Introduction

Shimura varieties are a distinguished class of algebraic varieties that parameterise important objects from linear algebra called Hodge structures. Often these Hodge structures correspond to families of so-called Abelian varieties.

Additional structure on a Shimura variety S arises through the existence of certain algebraic correspondences on S, i.e. subvarieties of S × S, called Hecke correspondences. We can think of these as one-to-many maps

T : S → S.

We endow S with a set of so-called special subvarieties, defined as the set of all connected components of Shimura subvarieties and the irreducible components of their images under Hecke correspondences. This is analogous to the case of Abelian varieties (respectively algebraic tori), where special subvarieties are the translates of Abelian subvarieties (respectively subtori) by torsion points. A key property of special subvarieties is that connected components of their intersections are themselves special subvarieties. Thus, any subvariety Y of S is contained in a smallest special subvariety. If this happens to be a connected component of S itself, then we say that Y is Hodge generic in S.

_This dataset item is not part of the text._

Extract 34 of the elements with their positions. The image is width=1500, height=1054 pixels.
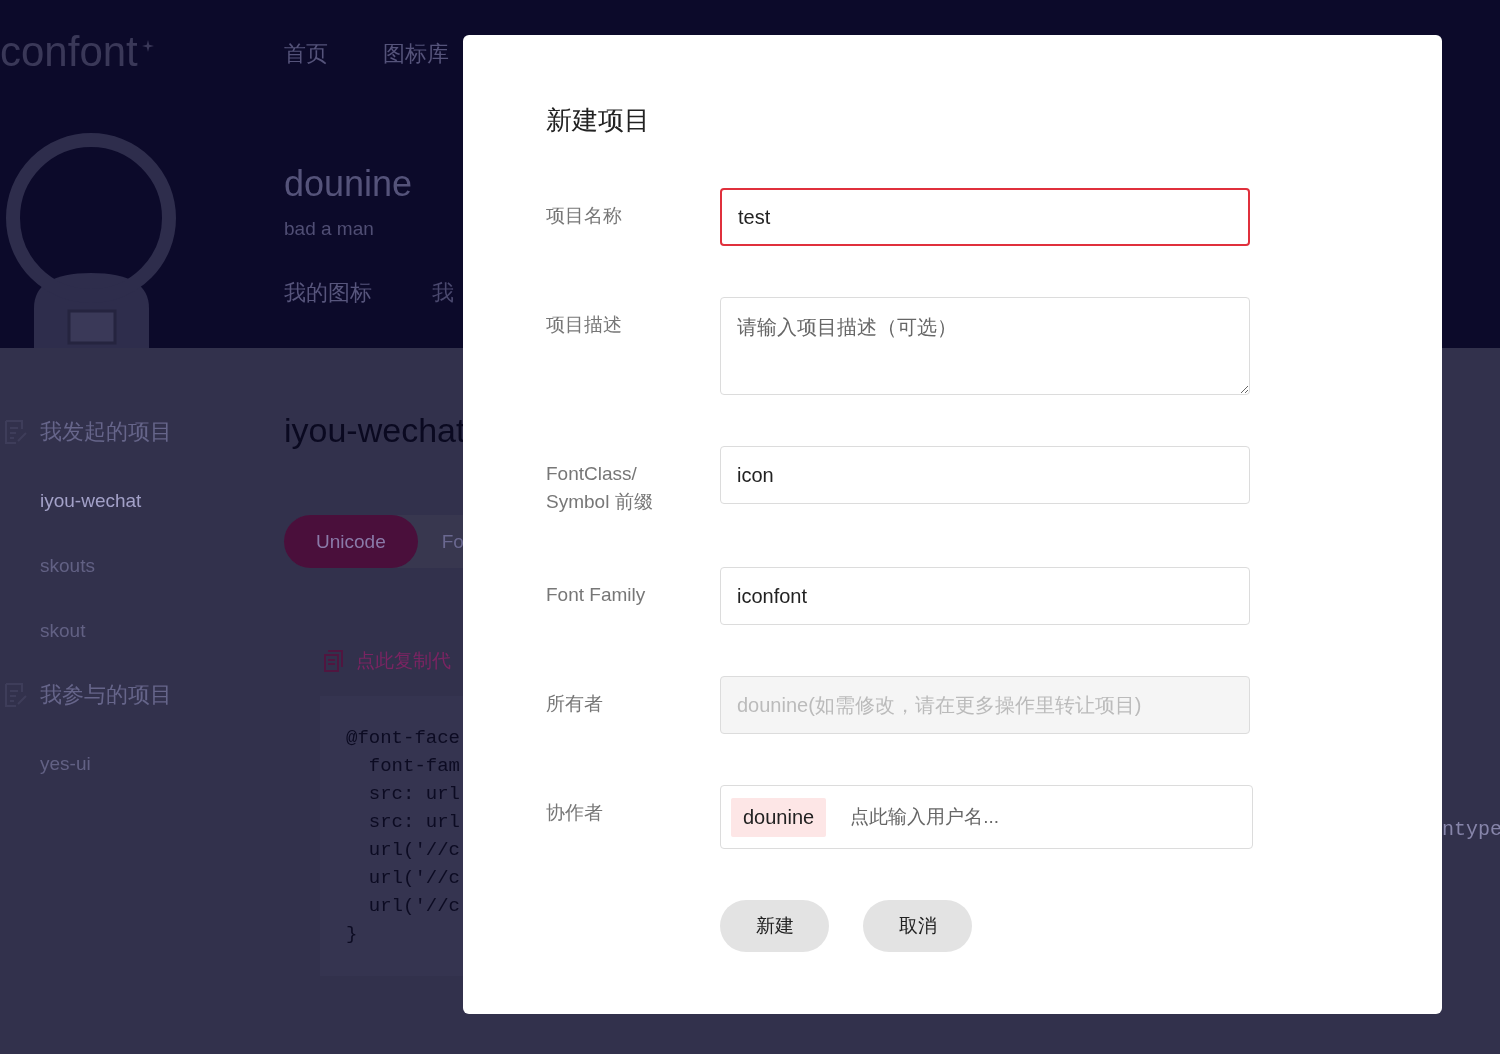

We refer to the special subvarieties of dimension zero as special points. Special subvarieties contain a Zariski (in fact, analytically) dense set of special points. The André-Oort conjecture predicts that this property characterises special subvarieties:

Conjecture 1.1 (André-Oort) Let S be a Shimura variety and let Σ be a set of special points contained in S. Every irreducible component of the Zariski closure of ∪s∊Σs in S is a special subvariety.

A connected component of S arises as a quotient Γ\D, where D is a certain type of complex manifold called a Hermitian symmetric domain, and Γ is a certain type of discrete subgroup of Hol(D)+ called a congruence subgroup. From now on, we will use S to denote this component.

By [10], §3, there exists a semi-algebraic fundamental domain F ⊂ D for the action of Γ. By [10], Theorem 1.2, when the uniformisation map

π : D → S

is restricted to F, one obtains a function definable in the o-minimal structure Ran,exp. Through these observations, the André-Oort conjecture becomes amenable to tools from o-minimality.